He was tired, bored, restless: watching the scenery roll by outside the train.
The leaves were falling, would be touching the car were it not moving so fast. The ride from the City to Philly was the best part of the day, a holy time. His time. He was trying to read the latest Grisham novel, but things kept intruding.
The leaves mesmerizing, swirled and drifted across the fields. He set the book down on the sun-warmed seat and rubbed his eyes.
The woman. She had caught his eyes as she walked by, her face placid, with only a tiny hint of a smile, and she nodded to him. He had seen her before. Recently. It had been on the street. Or at the restaurant during lunch, the woman at the next table which reminded him of Susan Sarandon. It was her hair, the unique mélange of colors – reds and yellows, orange and brown, the leaves falling across her shoulders.
Yeah, it was her. She had walked past him into the club car. Without thought really, he left the book and followed her.
He never did this, never had. He had only ever loved the one woman, a girl he met while trying to wrap his head around linguistic theory his junior year at college. And he had been afraid to talk to her – she was too smart and too pretty and he was just plain and average. And had she not approached him, they would never been anything more than classmates.
But now she was gone. And when she left, she took with her his life. He was alone, afraid.
And now, he was drawn to the colors of the fall, this woman, this vision from lunch, this image so absently burned into his soul in such a brief time. This stranger, this friend who had smiled at him so innocently as she passed by.
He went to her, sat down and caught her eyes. They took his breath away. “I think I had lunch with Susan Sarandon at a restaurant in Little Italy today.” And waited.
“You think? I rather think you would know that,” she said without moving her eyes from the window, sipping her coffee.
“Not much of an opening line, huh?”
“One uniqueness alone, I’d give it an 8.5.”
“That all? I thought it was quite the line. Beat ‘what’s a nice girl like you. . .’”
“Ok. OK, fine. 9. But no more. Well, did you?”
“Did I what?”
“Lunch with Susan Sarandon?”
“Haven’t decided just yet,” he said and looked out the window.
The car was full and getting rowdy. It always was on Friday afternoons: people heading back home after a week in the City, trying to forget the problems and issues of their work- filled weeks, trying not to think of the problems and issues of their home lives.
He asked the bartended for a Ginger Ale and said to her, “ My name is William.”
“Not ‘Bill or Billy or Mac or Buddy’?”
He laughed. “Sheryl Crow, right? Fun song.”
“Yeah. It is. Oh, I’m Eve. So, you live in Philly, or going to visit?”
“Not Philly. Well, Melrose Park. So more or less Philly. I work in Midtown.” Gees, he said to himself: calm down.
“Quite the commute.”
“Yeah. But I tried living in the City for awhile and it was fun, but eventually got on my nerves. And the express train isn’t so bad. How about you?” The real problem, which he didn’t want Eve to know, was she, the other, the one who left, lived in the City, and it was just better for him to be away.
“Lex and 43rd. I work in Tribeca.”
The train crossed a bridge and everything rattled, the ice in his glass tinkling, some of the liquid spilling over the top.
“You’d best drink that down a bit,” she said.

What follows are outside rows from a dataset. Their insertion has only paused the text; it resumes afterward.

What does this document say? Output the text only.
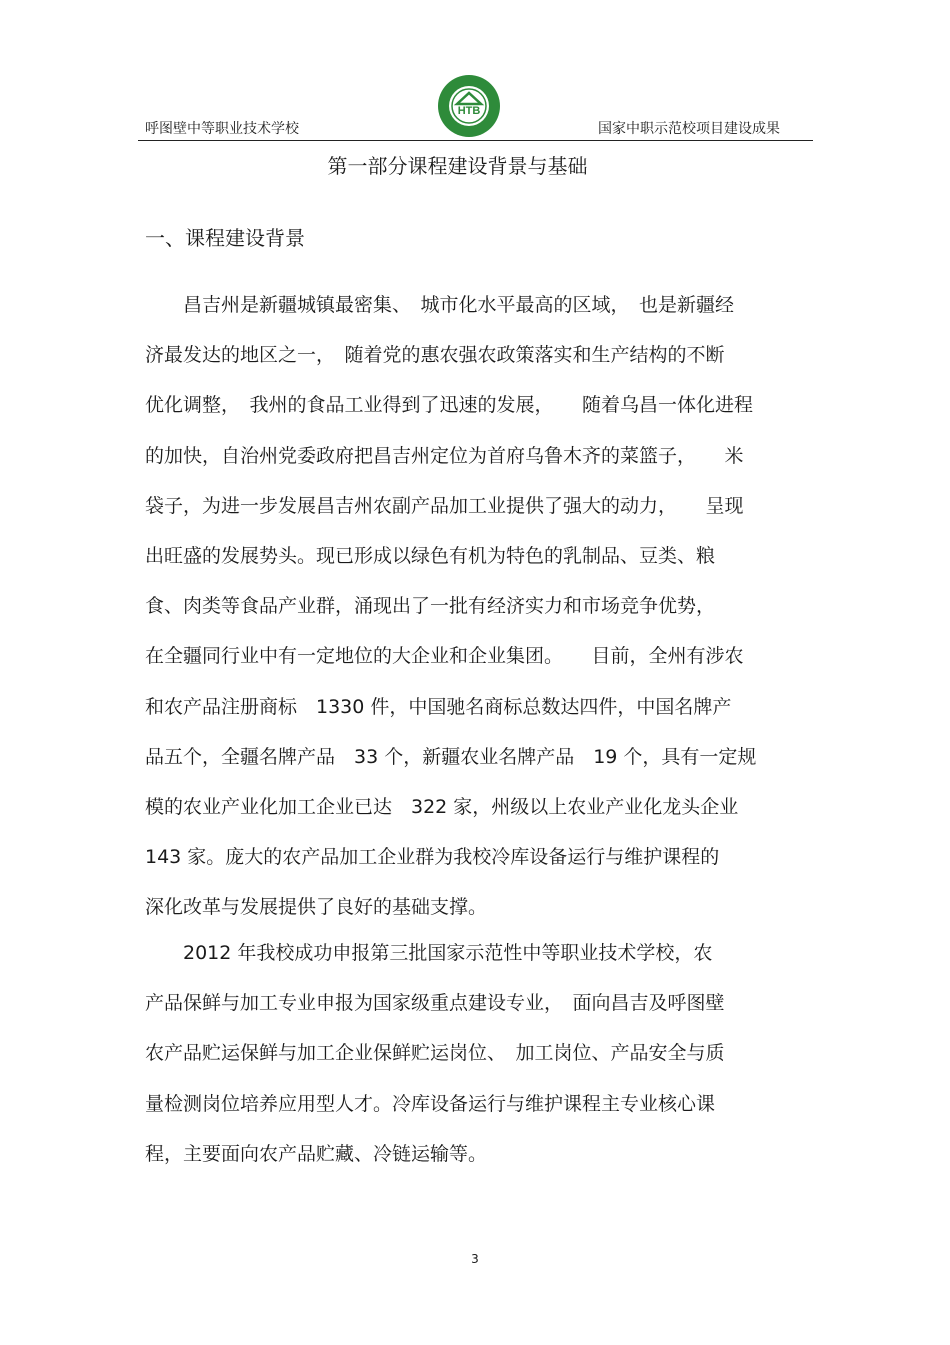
呼图壁中等职业技术学校
HTB
国家中职示范校项目建设成果
第一部分课程建设背景与基础
一、课程建设背景
　　昌吉州是新疆城镇最密集、　城市化水平最高的区域，　也是新疆经
济最发达的地区之一，　随着党的惠农强农政策落实和生产结构的不断
优化调整，　我州的食品工业得到了迅速的发展，　　随着乌昌一体化进程
的加快，自治州党委政府把昌吉州定位为首府乌鲁木齐的菜篮子，　　米
袋子，为进一步发展昌吉州农副产品加工业提供了强大的动力，　　呈现
出旺盛的发展势头。现已形成以绿色有机为特色的乳制品、豆类、粮
食、肉类等食品产业群，涌现出了一批有经济实力和市场竞争优势，
在全疆同行业中有一定地位的大企业和企业集团。　　目前，全州有涉农
和农产品注册商标　1330 件，中国驰名商标总数达四件，中国名牌产
品五个，全疆名牌产品　33 个，新疆农业名牌产品　19 个，具有一定规
模的农业产业化加工企业已达　322 家，州级以上农业产业化龙头企业
143 家。庞大的农产品加工企业群为我校冷库设备运行与维护课程的
深化改革与发展提供了良好的基础支撑。
　　2012 年我校成功申报第三批国家示范性中等职业技术学校，农
产品保鲜与加工专业申报为国家级重点建设专业，　面向昌吉及呼图壁
农产品贮运保鲜与加工企业保鲜贮运岗位、　加工岗位、产品安全与质
量检测岗位培养应用型人才。冷库设备运行与维护课程主专业核心课
程，主要面向农产品贮藏、冷链运输等。
3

It was more her eyes than hair. Wide set, and open. Bette Davis eyes, they said. Inescapable, unable to hide from. Mesmerizing eyes. Eyes that draw in an audience and entrap them. He had never really watched Betty Davis movies, but Sarandon’s eyes had that effect on him in “The Great Waldo Pepper”. And “Rocky Horror” and “Bull Durham” and, well, all of her movies, really. He had found he had to see her movies at least twice, sometimes three or more times to unfold himself from her eyes and really understand the movie. But “Susan Sarandon eyes” didn’t have quite the same ring to it.
And Eve had them – Susan’s or Betty’s, whatever, whosever’s they were. He had been talking to her for half an hour when the train pulled into the station and his gaze had never strayed below the neck. It wasn’t he was prudish or didn’t appreciate the below-neck attributes of a woman, it was just, well, he was trapped in her eyes.
She stood up – she was wearing a beautiful slim-cut azure dress – and whispered, “ I’m walking to Center City. Wanna go with?”
He watched as she left the car, unsettled. Still lost in her eyes. He ran out of the car, trying to find and follow the falling leaves of her hair and the blue dress he had just barely glimpsed. “Dammit Janet,” he said to himself, and leaving the book on the seat hurried after her.